Namibian professor and theologian

Johannes Nicolaas Horn is a Namibian Professor of Human rights and Constitutional Law at the University of Namibia (UNAM) since 2002. He holds PhDs in Theology and Law, and was an advocate in the Office of the Prosecutor-General, and Prosecutor in the High Court of Namibia. He worked as UNAM's Director of the Human Rights and Documentation Centre, Dean of the Law Faculty from 2008 until 2010 and also served on the UNAM Governing Council. Nico Horn is the founding editor and a founding trustee of the Namibia Law Journal and chairperson of the Board of Trustees of the SADC Law Journal. He was also a Pastor for the Pentecostal church in South Africa.
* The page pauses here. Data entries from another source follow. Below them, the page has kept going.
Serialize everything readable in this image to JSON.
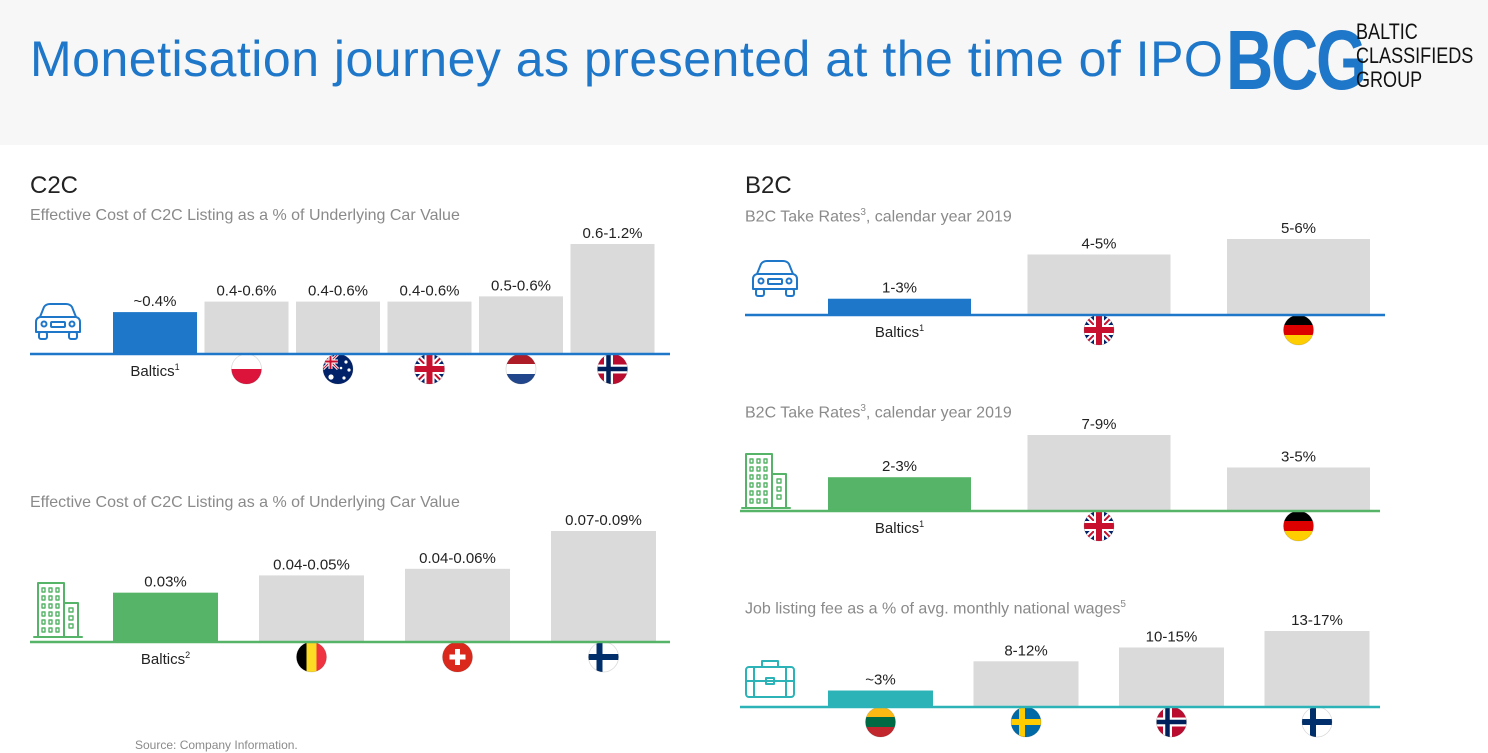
{
  "title": "Monetisation journey as presented at the time of IPO",
  "logo": {
    "mark": "BCG",
    "lines": [
      "BALTIC",
      "CLASSIFIEDS",
      "GROUP"
    ]
  },
  "c2c": {
    "heading": "C2C"
  },
  "b2c": {
    "heading": "B2C"
  },
  "source": "Source: Company Information.",
  "colors": {
    "blue": "#1f77c9",
    "green": "#55b467",
    "teal": "#2bb3b8",
    "grey": "#dadada"
  },
  "chart_data": [
    {
      "type": "bar",
      "title": "Effective Cost of C2C Listing as a % of Underlying Car Value",
      "icon": "car-icon",
      "accent": "blue",
      "categories": [
        "Baltics",
        "Poland",
        "Australia",
        "United Kingdom",
        "Netherlands",
        "Norway"
      ],
      "category_labels": [
        "Baltics",
        "",
        "",
        "",
        "",
        ""
      ],
      "footnotes": [
        "1",
        "",
        "",
        "",
        "",
        ""
      ],
      "flags": [
        "",
        "poland-flag-icon",
        "australia-flag-icon",
        "uk-flag-icon",
        "netherlands-flag-icon",
        "norway-flag-icon"
      ],
      "labels": [
        "~0.4%",
        "0.4-0.6%",
        "0.4-0.6%",
        "0.4-0.6%",
        "0.5-0.6%",
        "0.6-1.2%"
      ],
      "values": [
        0.4,
        0.5,
        0.5,
        0.5,
        0.55,
        1.05
      ],
      "ylim": [
        0,
        1.05
      ]
    },
    {
      "type": "bar",
      "title": "Effective Cost of C2C Listing as a % of Underlying Car Value",
      "icon": "building-icon",
      "accent": "green",
      "categories": [
        "Baltics",
        "Belgium",
        "Switzerland",
        "Finland"
      ],
      "category_labels": [
        "Baltics",
        "",
        "",
        ""
      ],
      "footnotes": [
        "2",
        "",
        "",
        ""
      ],
      "flags": [
        "",
        "belgium-flag-icon",
        "switzerland-flag-icon",
        "finland-flag-icon"
      ],
      "labels": [
        "0.03%",
        "0.04-0.05%",
        "0.04-0.06%",
        "0.07-0.09%"
      ],
      "values": [
        0.03,
        0.0405,
        0.0445,
        0.0675
      ],
      "ylim": [
        0,
        0.0675
      ]
    },
    {
      "type": "bar",
      "title": "B2C Take Rates",
      "title_sup": "3",
      "title_rest": ", calendar year 2019",
      "icon": "car-icon",
      "accent": "blue",
      "categories": [
        "Baltics",
        "United Kingdom",
        "Germany"
      ],
      "category_labels": [
        "Baltics",
        "",
        ""
      ],
      "footnotes": [
        "1",
        "",
        ""
      ],
      "flags": [
        "",
        "uk-flag-icon",
        "germany-flag-icon"
      ],
      "labels": [
        "1-3%",
        "4-5%",
        "5-6%"
      ],
      "values": [
        1.05,
        3.9,
        4.9
      ],
      "ylim": [
        0,
        4.9
      ]
    },
    {
      "type": "bar",
      "title": "B2C Take Rates",
      "title_sup": "3",
      "title_rest": ", calendar year 2019",
      "icon": "building-icon",
      "accent": "green",
      "categories": [
        "Baltics",
        "United Kingdom",
        "Germany"
      ],
      "category_labels": [
        "Baltics",
        "",
        ""
      ],
      "footnotes": [
        "1",
        "",
        ""
      ],
      "flags": [
        "",
        "uk-flag-icon",
        "germany-flag-icon"
      ],
      "labels": [
        "2-3%",
        "7-9%",
        "3-5%"
      ],
      "values": [
        2.6,
        5.85,
        3.35
      ],
      "ylim": [
        0,
        5.85
      ]
    },
    {
      "type": "bar",
      "title": "Job listing fee as a % of avg. monthly national wages",
      "title_sup": "5",
      "title_rest": "",
      "icon": "briefcase-icon",
      "accent": "teal",
      "categories": [
        "Lithuania",
        "Sweden",
        "Norway",
        "Finland"
      ],
      "category_labels": [
        "",
        "",
        "",
        ""
      ],
      "footnotes": [
        "",
        "",
        "",
        ""
      ],
      "flags": [
        "lithuania-flag-icon",
        "sweden-flag-icon",
        "norway-flag-icon",
        "finland-flag-icon"
      ],
      "labels": [
        "~3%",
        "8-12%",
        "10-15%",
        "13-17%"
      ],
      "values": [
        3.1,
        8.6,
        11.2,
        14.3
      ],
      "ylim": [
        0,
        14.3
      ]
    }
  ]
}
Horn is a committee nominee for the United Nations Human Rights Council.

==Education==
Horn earned a doctorates in theology from the University of Western Cape, a doctor of law from the University of Bremen in Germany, a Master of Arts (cum laude) from University of Port Elizabeth, a Master of Law from the University of South Africa, a Baccalaureus Procurationis (South Africa) from Rand Afrikaans University (now the University of Johannesburg), and a Bachelors in Theology from the University of South Africa (UNISA). He is an admitted legal practitioner of the High Court of Namibia. He worked as a journalist covering stories of student resistance against Apartheid in Soweto, Johannesburg in South Africa.

==Bibliography==
- Nico Horn is well-published in the fields of Human Rights, International Law, Comparative Constitutional Law, and Pentecostal Theology.
- In 2008, he was co-editor of three books; including works on judicial independence and a commentary on the new Namibian Criminal Procedure Act.